Les déboires de l’EPR continuent. EDF devrait annoncer vendredi un report de la date de démarrage de son réacteur nucléaire de troisième génération et une hausse du coût du chantier dans sa centrale de Flamanville (Manche).
«Ils vont annoncer un coût de 5 milliards d'euros et un retard de deux ans» pour le démarrage, fixé déformais à 2014, a indiqué à l’AFP une source syndicale, qui a souhaité garder l'anonymat.
Le coût du chantier de l’EPR était au départ fixé à 3,3 milliards d'euros.

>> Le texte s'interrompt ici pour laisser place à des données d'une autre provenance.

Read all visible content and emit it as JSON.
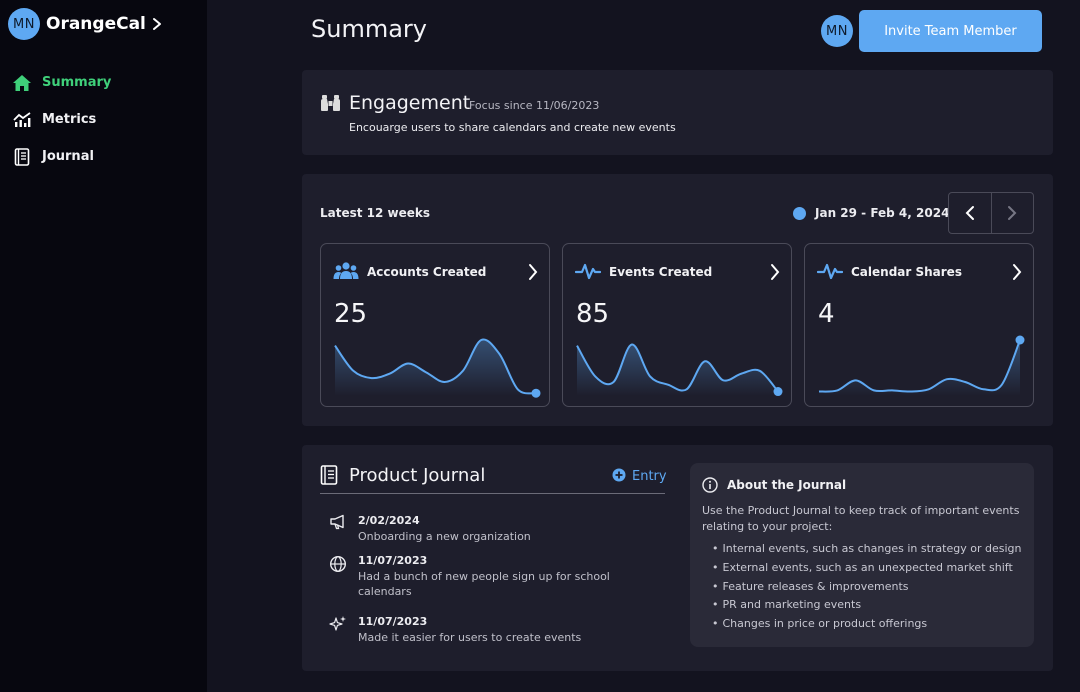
{
  "sidebar": {
    "avatar": "MN",
    "brand": "OrangeCal",
    "items": [
      {
        "label": "Summary",
        "icon": "home-icon",
        "active": true
      },
      {
        "label": "Metrics",
        "icon": "chart-icon",
        "active": false
      },
      {
        "label": "Journal",
        "icon": "journal-icon",
        "active": false
      }
    ]
  },
  "header": {
    "title": "Summary",
    "avatar": "MN",
    "invite_label": "Invite Team Member"
  },
  "engagement": {
    "title": "Engagement",
    "since": "Focus since 11/06/2023",
    "description": "Encouarge users to share calendars and create new events"
  },
  "weeks": {
    "heading": "Latest 12 weeks",
    "range": "Jan 29 - Feb 4, 2024",
    "metrics": [
      {
        "name": "Accounts Created",
        "value": "25",
        "icon": "users-icon",
        "trend": [
          0.9,
          0.45,
          0.32,
          0.4,
          0.58,
          0.42,
          0.25,
          0.45,
          1.0,
          0.75,
          0.12,
          0.05
        ]
      },
      {
        "name": "Events Created",
        "value": "85",
        "icon": "pulse-icon",
        "trend": [
          0.9,
          0.35,
          0.25,
          0.92,
          0.35,
          0.2,
          0.12,
          0.62,
          0.28,
          0.4,
          0.45,
          0.08
        ]
      },
      {
        "name": "Calendar Shares",
        "value": "4",
        "icon": "pulse-icon",
        "trend": [
          0.08,
          0.1,
          0.28,
          0.1,
          0.1,
          0.08,
          0.12,
          0.3,
          0.25,
          0.12,
          0.2,
          1.0
        ]
      }
    ]
  },
  "journal": {
    "title": "Product Journal",
    "entry_label": "Entry",
    "entries": [
      {
        "date": "2/02/2024",
        "text": "Onboarding a new organization",
        "icon": "megaphone-icon"
      },
      {
        "date": "11/07/2023",
        "text": "Had a bunch of new people sign up for school calendars",
        "icon": "globe-icon"
      },
      {
        "date": "11/07/2023",
        "text": "Made it easier for users to create events",
        "icon": "sparkles-icon"
      }
    ],
    "about": {
      "title": "About the Journal",
      "description": "Use the Product Journal to keep track of important events relating to your project:",
      "bullets": [
        "Internal events, such as changes in strategy or design",
        "External events, such as an unexpected market shift",
        "Feature releases & improvements",
        "PR and marketing events",
        "Changes in price or product offerings"
      ]
    }
  },
  "colors": {
    "accent": "#5ea8f2",
    "active_nav": "#3fd07a",
    "background": "#13131f",
    "sidebar": "#07070f",
    "card": "#1e1e2c"
  }
}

Il avait déjà été réévalué à 4 milliards d'euros en décembre 2008 en raison notamment de la hausse des cours des matières premières.
«Je pense qu'ils sont en dessous de la réalité, que le coût du chantier est plutôt de 6 milliards d'euros, ce qui n'est pas aberrant pour une première construction», a ajouté cette source syndicale.
La nouvelle n’est pas une surprise. Depuis plusieurs mois, la presse annonce un report de la date de démarrage et une hausse de la facture finale.
Mais EDF, qui publie ses résultats vendredi matin, n'a pas souhaité confirmer l’information. Une porte-parole a seulement rappelé à l'AFP qu' «un certain nombre d'études »étaient en cours «pour évaluer la situation et ses conséquences».
Cette annonce intervient alors que l’avenir de l’EPR est au centre de toutes les interrogations.
Publié mardi par l’Elysée, le rapport de l’ancien patron d’EDF, François Roussely, estime que sa «crédibilité (...) et la capacité de l’industrie nucléaire française à réussir de nouvelles constructions de centrales ont été sérieusement ébranlées par les difficultés rencontrées sur le chantier finlandais d’Olkiluoto et sur celui de la troisième tranche de Flamanville».
Mené par le groupe Areva, le chantier de l'EPR en Finlande accuse déjà 4 ans de retard sur son calendrier initial.
Le rapport propose donc un plan d’urgence pour garantir la construction du réacteur dans la centrale de la Manche. Plus globalement, il conseille également d’optimiser l’EPR pour le simplifier et le rendre moins cher.